O Peru caiu no conto do vigário esquerdista e vai pagar caro por este erro. Humala não tem a mínima capacidade de fazer avançar o país, a não ser no quesito bandalheira e corrupção. Vide os exemplos recentes da América Latina!

patricia m. em 12 de setembro de 2011

Caramba, mas como ele aprendeu bem com o mestre heim!!!! Olha so: . “É como se tivéssesmos um mundo inteiro para ser construído" . Compare com: . "Nunca antes nestepaiz" . Ja conheco essa estoria e infelizmente para o Peru o final nao eh feliz. Eh so ver a inflacaozinha descontrolada brasileira, e o monte de gente sugando nas bolsas e nas tetas do governo atraves do assistencialismo disfarcado de "justica social".

Marco em 12 de setembro de 2011

Amigo Setti: Justiça Social eu entendo como " Socialismo d ideologia Quente " na América do Sul. Depois vem seus esteios " politica Social "," Direito Sociais " e " Consciência Social ". Isso tudo vai resultar em q ? Num enfraquecimento da economia e da sociedade livre. Abs.
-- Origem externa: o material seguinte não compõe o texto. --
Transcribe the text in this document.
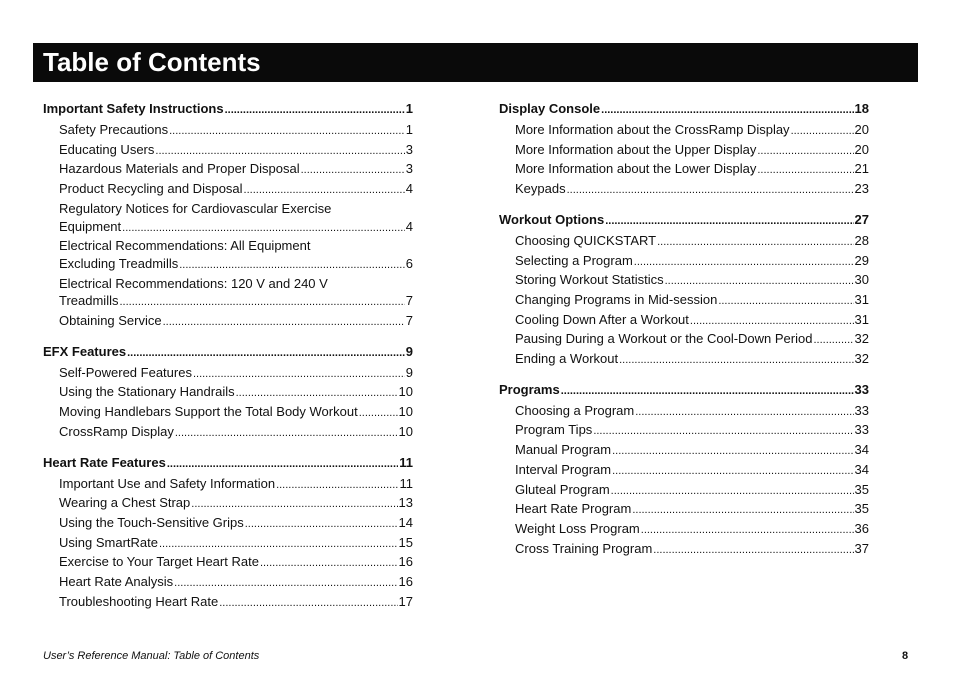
Table of Contents
Important Safety Instructions .....	1
Safety Precautions .....	1
Educating Users .....	3
Hazardous Materials and Proper Disposal .....	3
Product Recycling and Disposal .....	4
Regulatory Notices for Cardiovascular Exercise
Equipment .....	4
Electrical Recommendations: All Equipment
Excluding Treadmills .....	6
Electrical Recommendations: 120 V and 240 V
Treadmills .....	7
Obtaining Service .....	7
EFX Features .....	9
Self-Powered Features .....	9
Using the Stationary Handrails .....	10
Moving Handlebars Support the Total Body Workout .....	10
CrossRamp Display .....	10
Heart Rate Features .....	11
Important Use and Safety Information .....	11
Wearing a Chest Strap .....	13
Using the Touch-Sensitive Grips .....	14
Using SmartRate .....	15
Exercise to Your Target Heart Rate .....	16
Heart Rate Analysis .....	16
Troubleshooting Heart Rate .....	17
Display Console .....	18
More Information about the CrossRamp Display .....	20
More Information about the Upper Display .....	20
More Information about the Lower Display .....	21
Keypads .....	23
Workout Options .....	27
Choosing QUICKSTART .....	28
Selecting a Program .....	29
Storing Workout Statistics .....	30
Changing Programs in Mid-session .....	31
Cooling Down After a Workout .....	31
Pausing During a Workout or the Cool-Down Period .....	32
Ending a Workout .....	32
Programs .....	33
Choosing a Program .....	33
Program Tips .....	33
Manual Program .....	34
Interval Program .....	34
Gluteal Program .....	35
Heart Rate Program .....	35
Weight Loss Program .....	36
Cross Training Program .....	37
User’s Reference Manual: Table of Contents	8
Paulo Bento Bandarra em 12 de setembro de 2011

É, como é fácil prometer tirar ouro de pedra e tirar dos ricos para dar para os pobres. O sonho irreal de que a pobreza se dá pelos ricos terem tirado dos pobres, e que é só inverter o caminho, devolvendo aos roubados e todos seremos remediados. A lógica simplória que tudo é uma questão dos pobre bons e dos ricos maus. Um prato cheio para os demagogos vencerem eleições de povos incultos.